覺得挺有意思，就和小夥伴一起寫了一下當作學習python的練習。

語音合成

科大訊飛提供的語音合成有限制次數，只能免費調用500次，而百度提供的語音合成不限次數，但QFS限額爲5，即一秒鐘最多調用5次。於是果斷選擇用百度語音合成API。

註冊一個百度賬戶，登錄到百度AI智能平臺，創建一個應用。

記錄AppID、API Key、Secret Key，在調用API的時候會用到。

具體調用代碼參考：https://ai.baidu.com/ai-doc/SPEECH/Gk4nlz8tc

result  = client.synthesis('你好百度', 'zh', 1, {
    'vol': 5,
})

# 識別正確返回語音二進制 錯誤則返回dict 參照下面錯誤碼
if not isinstance(result, dict):
    with open('auido.mp3', 'wb') as f:
        f.write(result)

'zh'應該是中文的意思；'vol'選項爲選擇語音類型(1爲普通男聲，2爲普通女聲，3爲度逍遙，4爲度丫丫)。

此外，還可以通過參數調節音量、語調、語速等。

獲取小說內容

小說內容從筆趣閣獲取，原因是免費且沒有反爬。

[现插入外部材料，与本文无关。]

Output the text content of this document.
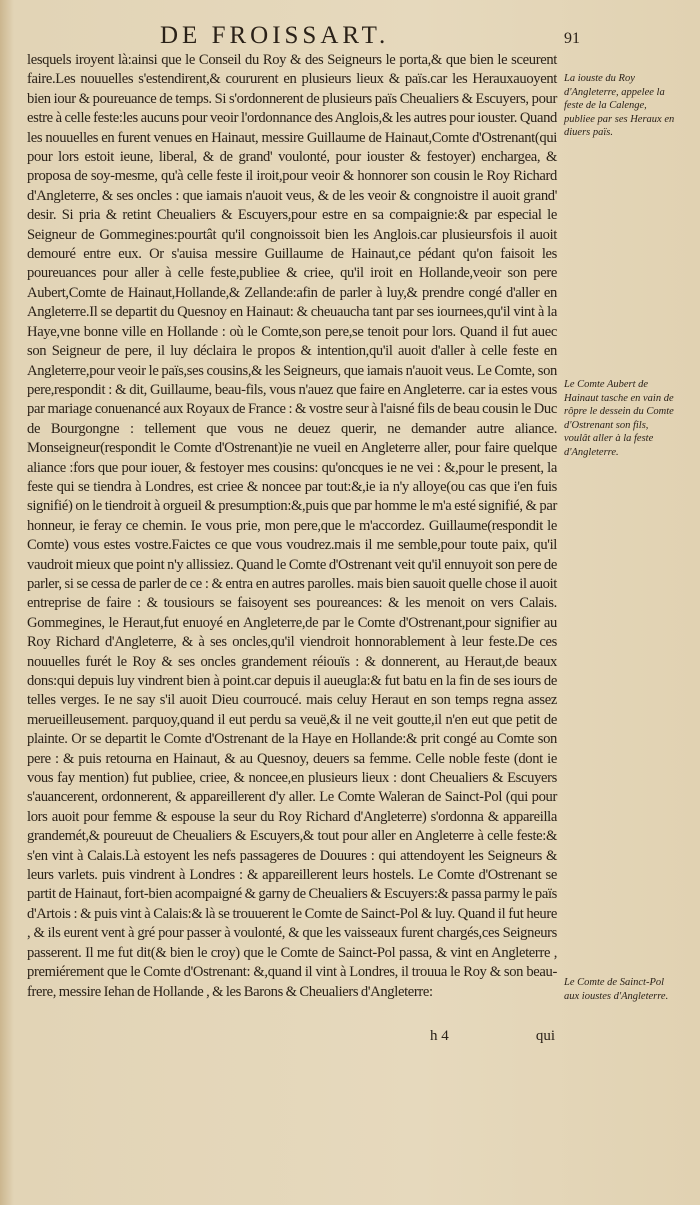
DE FROISSART.	91

lesquels iroyent là:ainsi que le Conseil du Roy & des Seigneurs le porta,& que bien le sceurent faire.Les nouuelles s'estendirent,& coururent en plusieurs lieux & païs.car les Herauxauoyent bien iour & poureuance de temps. Si s'ordonnerent de plusieurs païs Cheualiers & Escuyers, pour estre à celle feste:les aucuns pour veoir l'ordonnance des Anglois,& les autres pour iouster. Quand les nouuelles en furent venues en Hainaut, messire Guillaume de Hainaut,Comte d'Ostrenant(qui pour lors estoit ieune, liberal, & de grand' voulonté, pour iouster & festoyer) enchargea, & proposa de soy-mesme, qu'à celle feste il iroit,pour veoir & honnorer son cousin le Roy Richard d'Angleterre, & ses oncles : que iamais n'auoit veus, & de les veoir & congnoistre il auoit grand' desir. Si pria & retint Cheualiers & Escuyers,pour estre en sa compaignie:& par especial le Seigneur de Gommegines:pourtât qu'il congnoissoit bien les Anglois.car plusieursfois il auoit demouré entre eux. Or s'auisa messire Guillaume de Hainaut,ce pédant qu'on faisoit les poureuances pour aller à celle feste,publiee & criee, qu'il iroit en Hollande,veoir son pere Aubert,Comte de Hainaut,Hollande,& Zellande:afin de parler à luy,& prendre congé d'aller en Angleterre.Il se departit du Quesnoy en Hainaut: & cheuaucha tant par ses iournees,qu'il vint à la Haye,vne bonne ville en Hollande : où le Comte,son pere,se tenoit pour lors. Quand il fut auec son Seigneur de pere, il luy déclaira le propos & intention,qu'il auoit d'aller à celle feste en Angleterre,pour veoir le païs,ses cousins,& les Seigneurs, que iamais n'auoit veus. Le Comte, son pere,respondit : & dit, Guillaume, beau-fils, vous n'auez que faire en Angleterre. car ia estes vous par mariage conuenancé aux Royaux de France : & vostre seur à l'aisné fils de beau cousin le Duc de Bourgongne : tellement que vous ne deuez querir, ne demander autre aliance. Monseigneur(respondit le Comte d'Ostrenant)ie ne vueil en Angleterre aller, pour faire quelque aliance :fors que pour iouer, & festoyer mes cousins: qu'oncques ie ne vei : &,pour le present, la feste qui se tiendra à Londres, est criee & noncee par tout:&,ie ia n'y alloye(ou cas que i'en fuis signifié) on le tiendroit à orgueil & presumption:&,puis que par homme le m'a esté signifié, & par honneur, ie feray ce chemin. Ie vous prie, mon pere,que le m'accordez. Guillaume(respondit le Comte) vous estes vostre.Faictes ce que vous voudrez.mais il me semble,pour toute paix, qu'il vaudroit mieux que point n'y allissiez. Quand le Comte d'Ostrenant veit qu'il ennuyoit son pere de parler, si se cessa de parler de ce : & entra en autres parolles. mais bien sauoit quelle chose il auoit entreprise de faire : & tousiours se faisoyent ses poureances: & les menoit on vers Calais. Gommegines, le Heraut,fut enuoyé en Angleterre,de par le Comte d'Ostrenant,pour signifier au Roy Richard d'Angleterre, & à ses oncles,qu'il viendroit honnorablement à leur feste.De ces nouuelles furét le Roy & ses oncles grandement réiouïs : & donnerent, au Heraut,de beaux dons:qui depuis luy vindrent bien à point.car depuis il aueugla:& fut batu en la fin de ses iours de telles verges. Ie ne say s'il auoit Dieu courroucé. mais celuy Heraut en son temps regna assez merueilleusement. parquoy,quand il eut perdu sa veuë,& il ne veit goutte,il n'en eut que petit de plainte. Or se departit le Comte d'Ostrenant de la Haye en Hollande:& prit congé au Comte son pere : & puis retourna en Hainaut, & au Quesnoy, deuers sa femme. Celle noble feste (dont ie vous fay mention) fut publiee, criee, & noncee,en plusieurs lieux : dont Cheualiers & Escuyers s'auancerent, ordonnerent, & appareillerent d'y aller. Le Comte Waleran de Sainct-Pol (qui pour lors auoit pour femme & espouse la seur du Roy Richard d'Angleterre) s'ordonna & appareilla grandemét,& poureuut de Cheualiers & Escuyers,& tout pour aller en Angleterre à celle feste:& s'en vint à Calais.Là estoyent les nefs passageres de Douures : qui attendoyent les Seigneurs & leurs varlets. puis vindrent à Londres : & appareillerent leurs hostels. Le Comte d'Ostrenant se partit de Hainaut, fort-bien acompaigné & garny de Cheualiers & Escuyers:& passa parmy le païs d'Artois : & puis vint à Calais:& là se trouuerent le Comte de Sainct-Pol & luy. Quand il fut heure , & ils eurent vent à gré pour passer à voulonté, & que les vaisseaux furent chargés,ces Seigneurs passerent. Il me fut dit(& bien le croy) que le Comte de Sainct-Pol passa, & vint en Angleterre , premiérement que le Comte d'Ostrenant: &,quand il vint à Londres, il trouua le Roy & son beau-frere, messire Iehan de Hollande , & les Barons & Cheualiers d'Angleterre:

La iouste du Roy d'Angleterre, appelee la feste de la Calenge, publiee par ses Heraux en diuers païs.
Le Comte Aubert de Hainaut tasche en vain de rôpre le dessein du Comte d'Ostrenant son fils, voulât aller à la feste d'Angleterre.
Le Comte de Sainct-Pol aux ioustes d'Angleterre.
h 4	qui
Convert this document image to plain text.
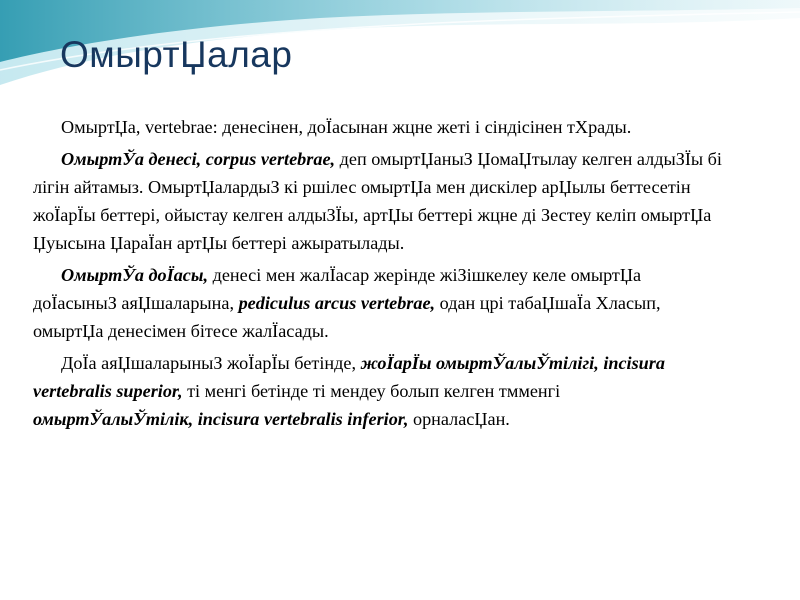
ОмыртЏалар

ОмыртЏа, vertebrae: денесінен, доЇасынан жцне жеті і сіндісінен тХрады.

ОмыртЎа денесі, corpus vertebrae, деп омыртЏаныЗ ЏомаЏтылау келген алдыЗЇы бі лігін айтамыз. ОмыртЏалардыЗ кі ршілес омыртЏа мен дискілер арЏылы беттесетін жоЇарЇы беттері, ойыстау келген алдыЗЇы, артЏы беттері жцне ді Зестеу келіп омыртЏа Џуысына ЏараЇан артЏы беттері ажыратылады.

ОмыртЎа доЇасы, денесі мен жалЇасар жерінде жіЗішкелеу келе омыртЏа доЇасыныЗ аяЏшаларына, pediculus arcus vertebrae, одан црі табаЏшаЇа Хласып, омыртЏа денесімен бітесе жалЇасады.

ДоЇа аяЏшаларыныЗ жоЇарЇы бетінде, жоЇарЇы омыртЎалыЎтілігі, incisura vertebralis superior, ті менгі бетінде ті мендеу болып келген тмменгі омыртЎалыЎтілік, incisura vertebralis inferior, орналасЏан.
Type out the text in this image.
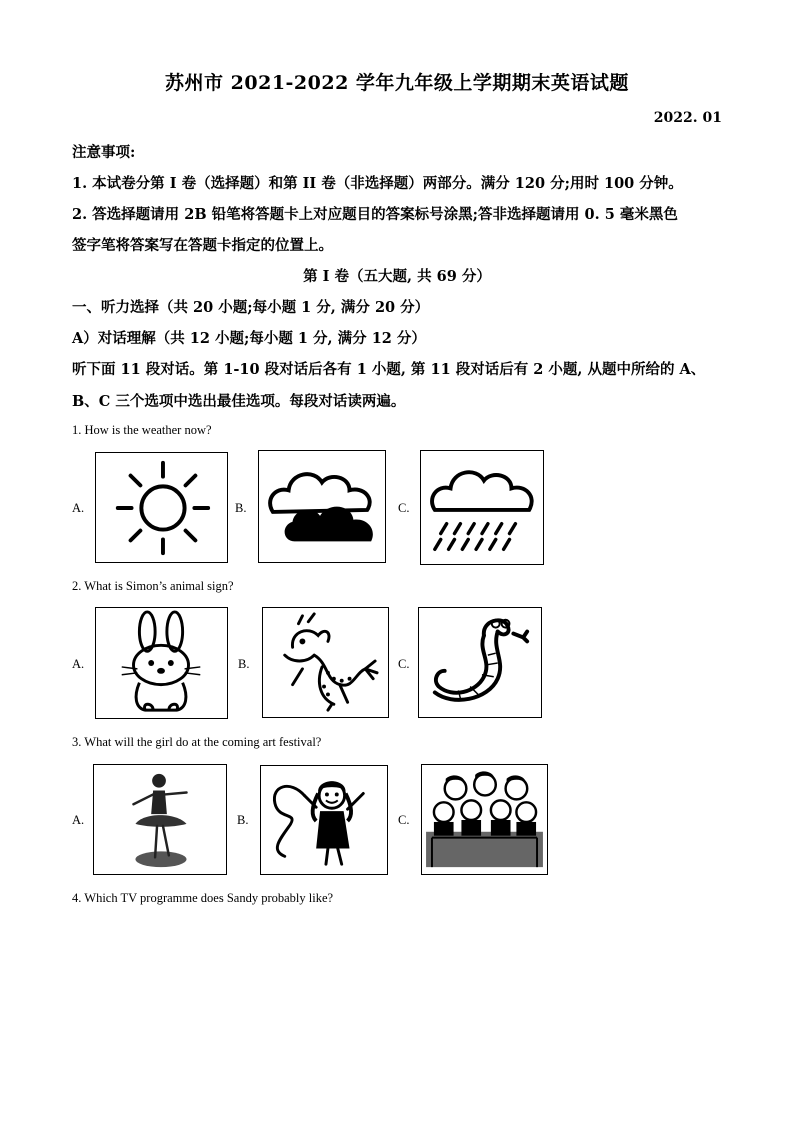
苏州市 2021-2022 学年九年级上学期期末英语试题
2022. 01
注意事项:
1. 本试卷分第 I 卷（选择题）和第 II 卷（非选择题）两部分。满分 120 分;用时 100 分钟。
2. 答选择题请用 2B 铅笔将答题卡上对应题目的答案标号涂黑;答非选择题请用 0. 5 毫米黑色
签字笔将答案写在答题卡指定的位置上。
第 I 卷（五大题, 共 69 分）
一、听力选择（共 20 小题;每小题 1 分, 满分 20 分）
A）对话理解（共 12 小题;每小题 1 分, 满分 12 分）
听下面 11 段对话。第 1-10 段对话后各有 1 小题, 第 11 段对话后有 2 小题, 从题中所给的 A、
B、C 三个选项中选出最佳选项。每段对话读两遍。
1. How is the weather now?
A.	B.	C.
2. What is Simon’s animal sign?
A.	B.	C.
3. What will the girl do at the coming art festival?
A.	B.	C.
4. Which TV programme does Sandy probably like?
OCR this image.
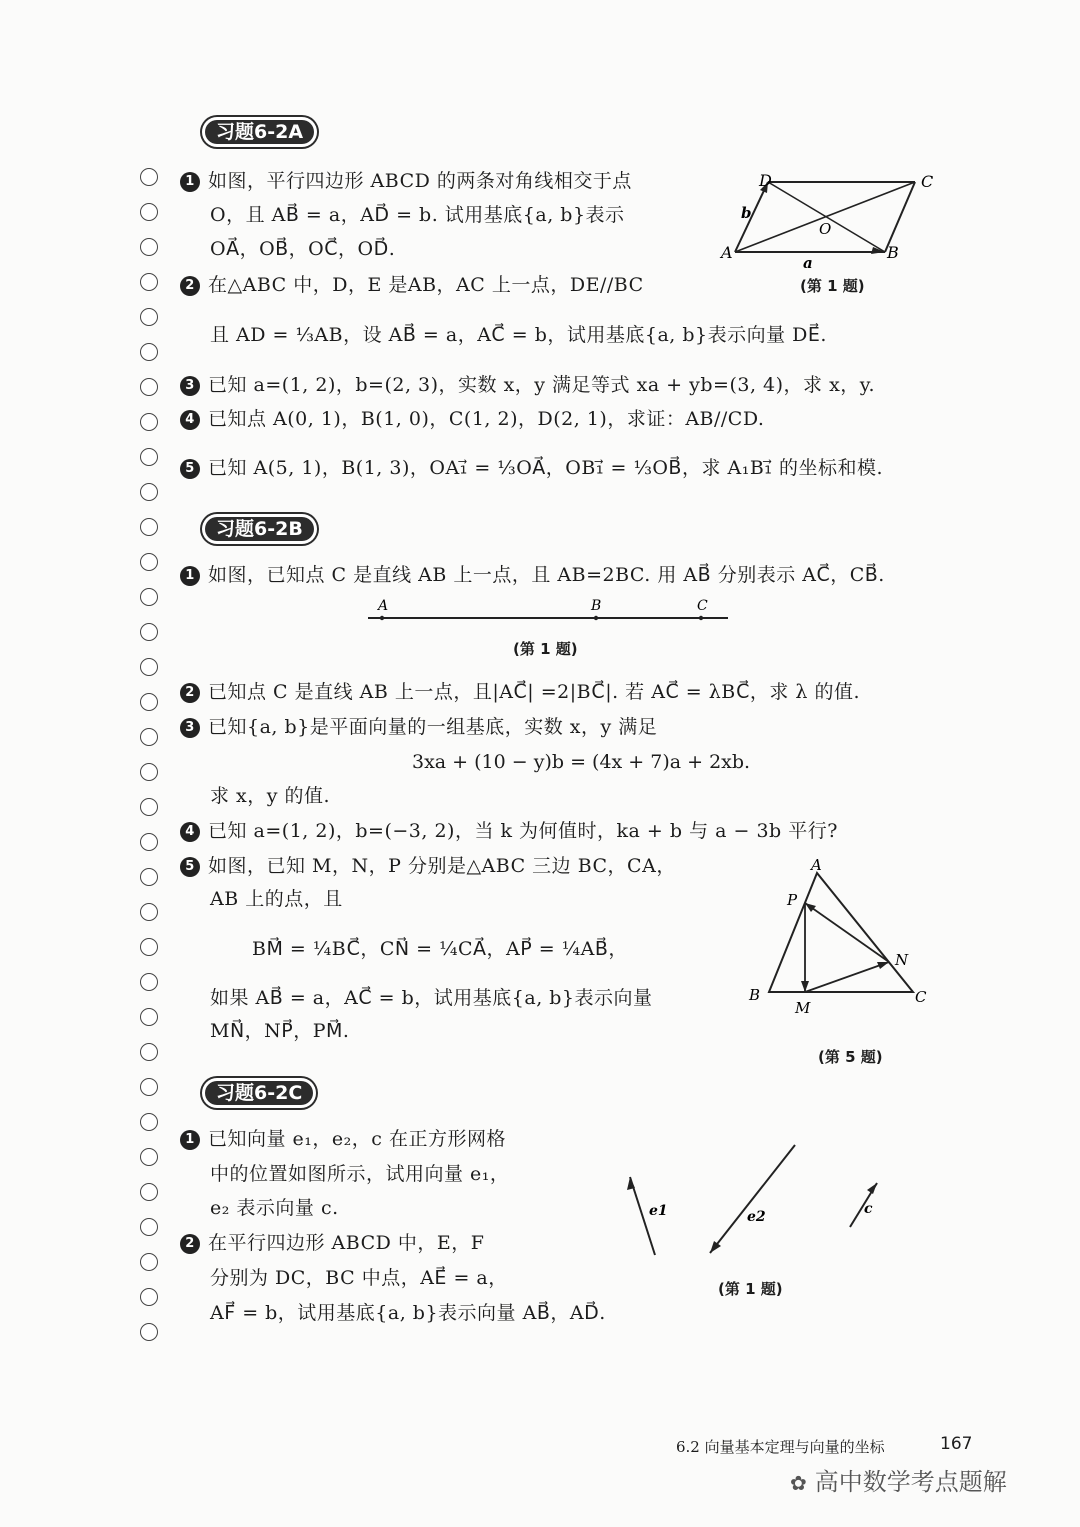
习题6-2A
1 如图，平行四边形 ABCD 的两条对角线相交于点
O，且 AB⃗ = a，AD⃗ = b. 试用基底{a, b}表示
OA⃗，OB⃗，OC⃗，OD⃗.
D	C
A	B
O
a
b
(第 1 题)
2 在△ABC 中，D，E 是AB，AC 上一点，DE//BC
且 AD = ⅓AB，设 AB⃗ = a，AC⃗ = b，试用基底{a, b}表示向量 DE⃗.
3 已知 a=(1, 2)，b=(2, 3)，实数 x，y 满足等式 xa + yb=(3, 4)，求 x，y.
4 已知点 A(0, 1)，B(1, 0)，C(1, 2)，D(2, 1)，求证：AB//CD.
5 已知 A(5, 1)，B(1, 3)，OA₁⃗ = ⅓OA⃗，OB₁⃗ = ⅓OB⃗，求 A₁B₁⃗ 的坐标和模.
习题6-2B
1 如图，已知点 C 是直线 AB 上一点，且 AB=2BC. 用 AB⃗ 分别表示 AC⃗，CB⃗.
A	B	C
(第 1 题)
2 已知点 C 是直线 AB 上一点，且|AC⃗| =2|BC⃗|. 若 AC⃗ = λBC⃗，求 λ 的值.
3 已知{a, b}是平面向量的一组基底，实数 x，y 满足
3xa + (10 − y)b = (4x + 7)a + 2xb.
求 x，y 的值.
4 已知 a=(1, 2)，b=(−3, 2)，当 k 为何值时，ka + b 与 a − 3b 平行?
5 如图，已知 M，N，P 分别是△ABC 三边 BC，CA，
AB 上的点，且
BM⃗ = ¼BC⃗，CN⃗ = ¼CA⃗，AP⃗ = ¼AB⃗，
如果 AB⃗ = a，AC⃗ = b，试用基底{a, b}表示向量
MN⃗，NP⃗，PM⃗.
A
B	C
M
N
P
(第 5 题)
习题6-2C
1 已知向量 e₁，e₂，c 在正方形网格
中的位置如图所示，试用向量 e₁，
e₂ 表示向量 c.	e1	e2	c
(第 1 题)
2 在平行四边形 ABCD 中，E，F
分别为 DC，BC 中点，AE⃗ = a，
AF⃗ = b，试用基底{a, b}表示向量 AB⃗，AD⃗.
6.2 向量基本定理与向量的坐标	167
✿ 高中数学考点题解
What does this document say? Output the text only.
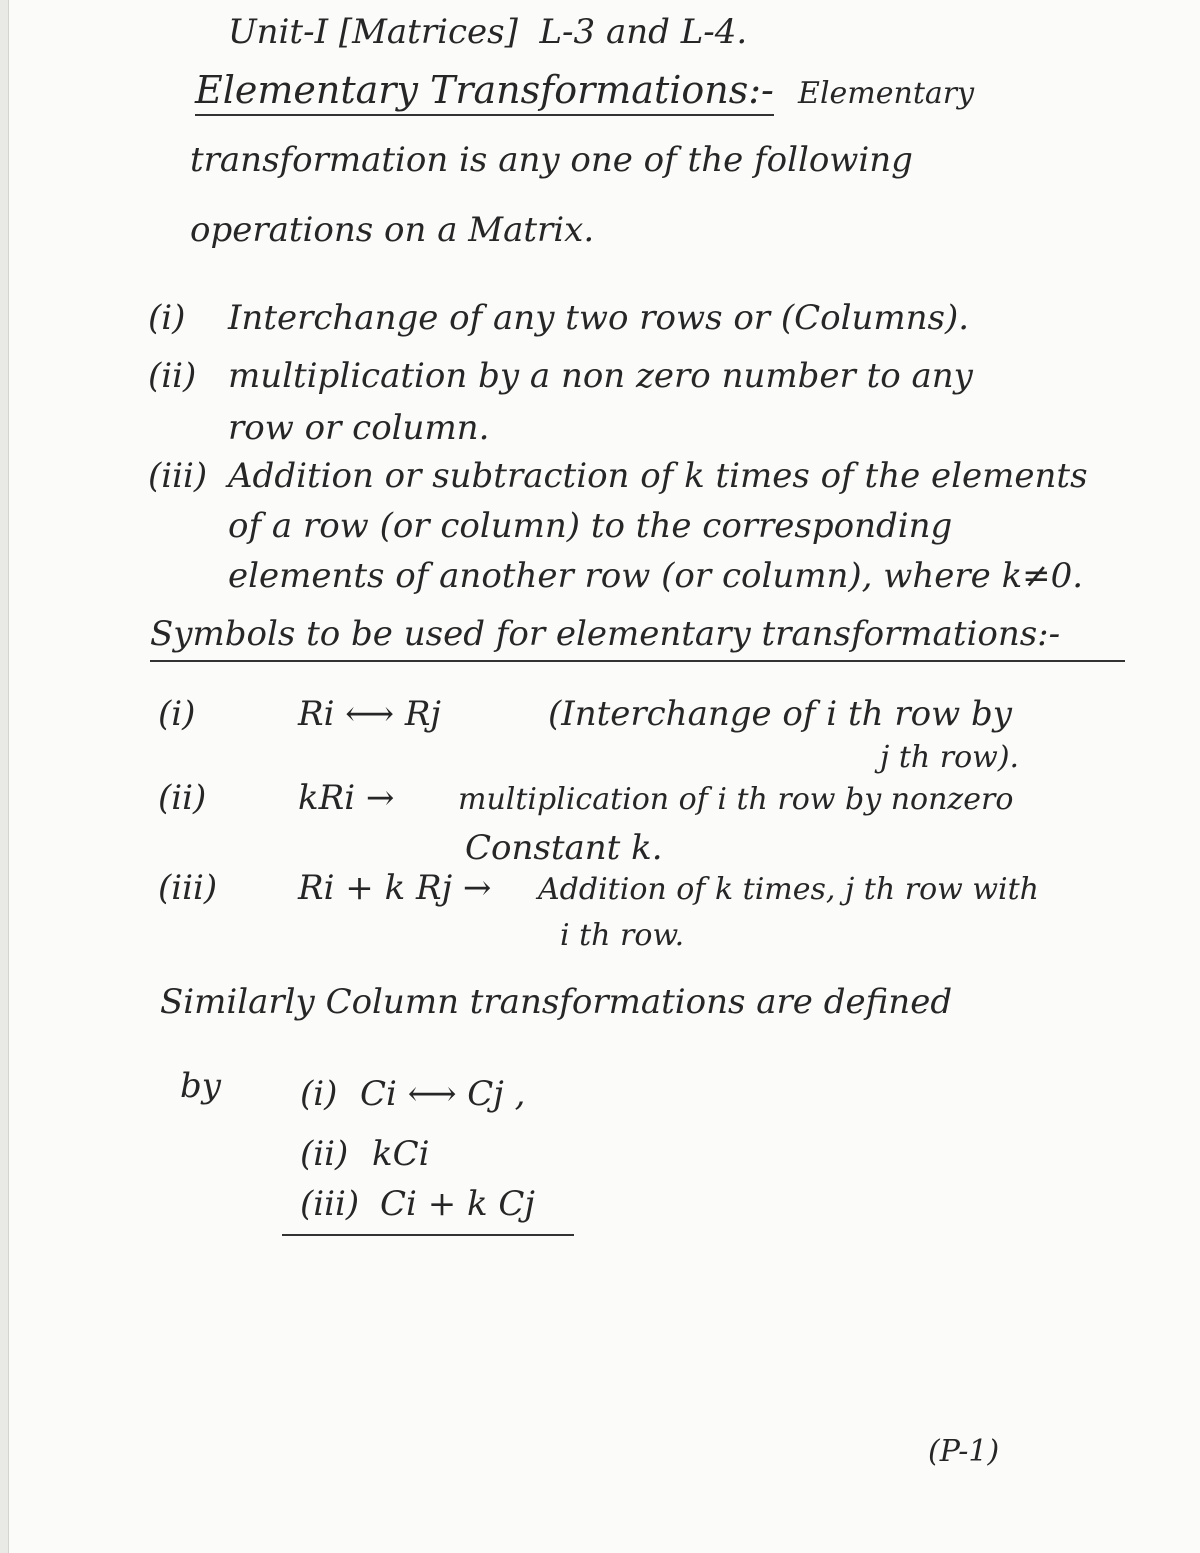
Unit-I [Matrices] L-3 and L-4.
Elementary Transformations:- Elementary
transformation is any one of the following
operations on a Matrix.
(i) Interchange of any two rows or (Columns).
(ii) multiplication by a non zero number to any
row or column.
(iii) Addition or subtraction of k times of the elements
of a row (or column) to the corresponding
elements of another row (or column), where k≠0.
Symbols to be used for elementary transformations:-
(i)	Ri ⟷ Rj	(Interchange of i th row by
j th row).
(ii)	kRi → multiplication of i th row by nonzero
Constant k.
(iii) Ri + k Rj → Addition of k times, j th row with
i th row.
Similarly Column transformations are defined
by (i) Ci ⟷ Cj ,
(ii) kCi
(iii) Ci + k Cj
(P-1)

首先選擇一本小說，找到其網址。

這裏以《我真沒想重生啊》爲例，其網址是http://www.biquge.info/69_69102/。

觀察網站源代碼，發現章節信息爲：

<dd><a href="12893198.html" title="1、喝酒不開車">1、喝酒不開車</a></dd>

因此從dd標籤中獲取章節名、章節鏈接。

def getChapters(self):
	"""獲取所有章節信息(章節名、章節url)
	input:
	output:"""
	r=requests.get(self.main_url)
	r.encoding='utf-8'
	soup = BeautifulSoup(r.text,'html.parser')
	
	#每個章節
	cpts=soup.findAll('dd')
	num=1
	for cpt in tqdm(cpts):
	    if str(num) not in cpt.text:
			continue
		#章節名
		self.chapters_name[num]=cpt.text
		
		#章節url
		url=cpt.find('a')
		self.chapters_url[num]=url.get('href').split('.')[0]
			
		num+=1

然後使用BeautifulSoup.find(attrs={"id":"content"})來獲取具體章節內容。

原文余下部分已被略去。